İşe adanmışlığın alt boyutları olan dinçlik, yoğunlaşma ve adanmışlık ile işkoliklik ilişkisine bakıldığında, yalnızca yoğunlaşma bileşeni ile işkoliklik arasında ilişki olduğu, dinçlik ve kendini adamanın işkoliklik ile anlamlı bir ilişki göstermediği tespit edilmiştir (Kozo, 2017).

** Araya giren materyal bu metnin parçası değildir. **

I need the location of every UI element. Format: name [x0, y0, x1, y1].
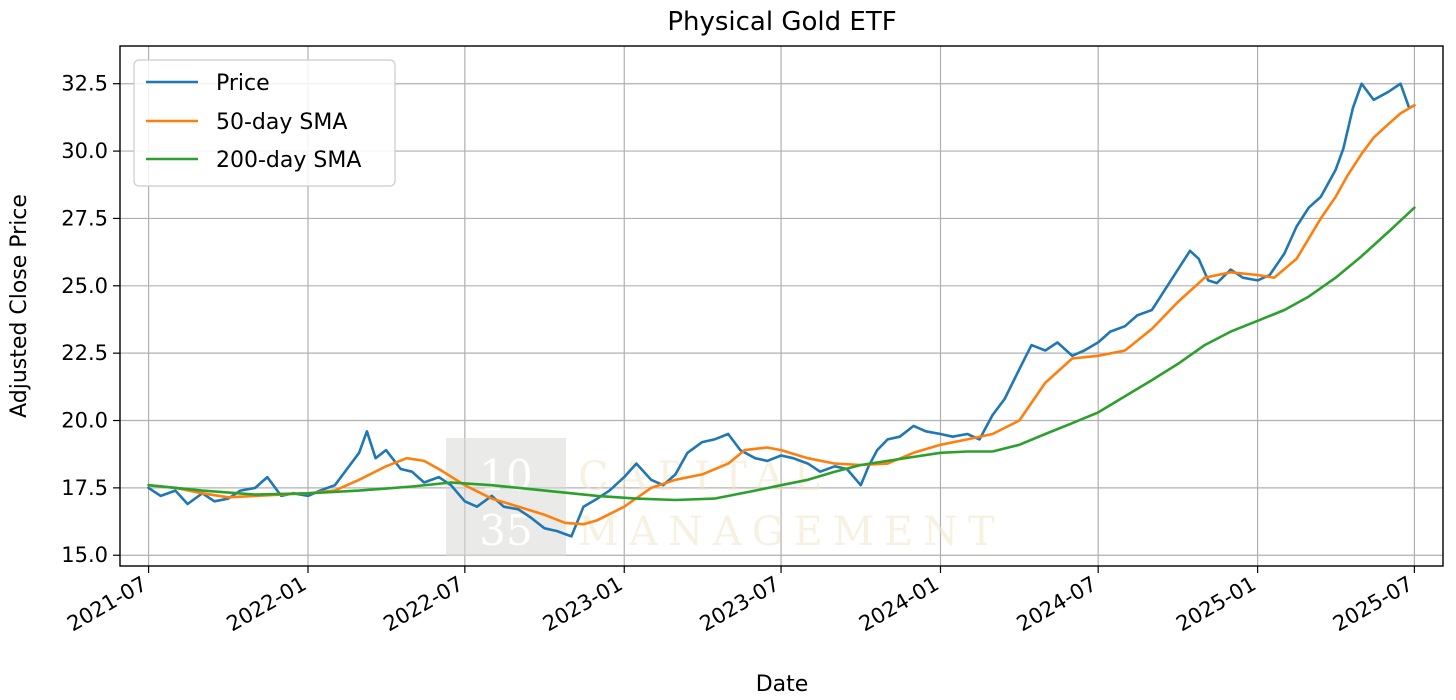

Bu iki kavram arasındaki farklılığı tespit etmek amacıyla Schaufeli vd. (2008) bu kavramların tükenmişlik ile olan ilişkilerini incelemişlerdir. Araştırma sonucunda, işkoliklik ile tükenmişlik arasında pozitif yönlü anlamlı bir ilişki tespit edilirken, işe adanmışlık ile tükenmişlik arasında negatif yönlü anlamlı bir ilişki olduğu sonucuna ulaşılmıştır. Bu açıdan işkoliklik tükenmişliğe sebep olarak kişinin sağlık durumunu olumsuz yönde etkilerken işe adanmışlığın sağlık açısından bir sorun oluşturmadığı gözlemlenmiştir (Schaufeli vd., 2008).

51

İşkolikliğin işe adanmışlığın aksine çalışanlar üzerinde fiziksel ve psikolojik iyilik hali açısından olumlu etki yaratmadığı sonraki yıllarda yapılan çalışmalarla da desteklenmektedir (Bakker vd., 2009).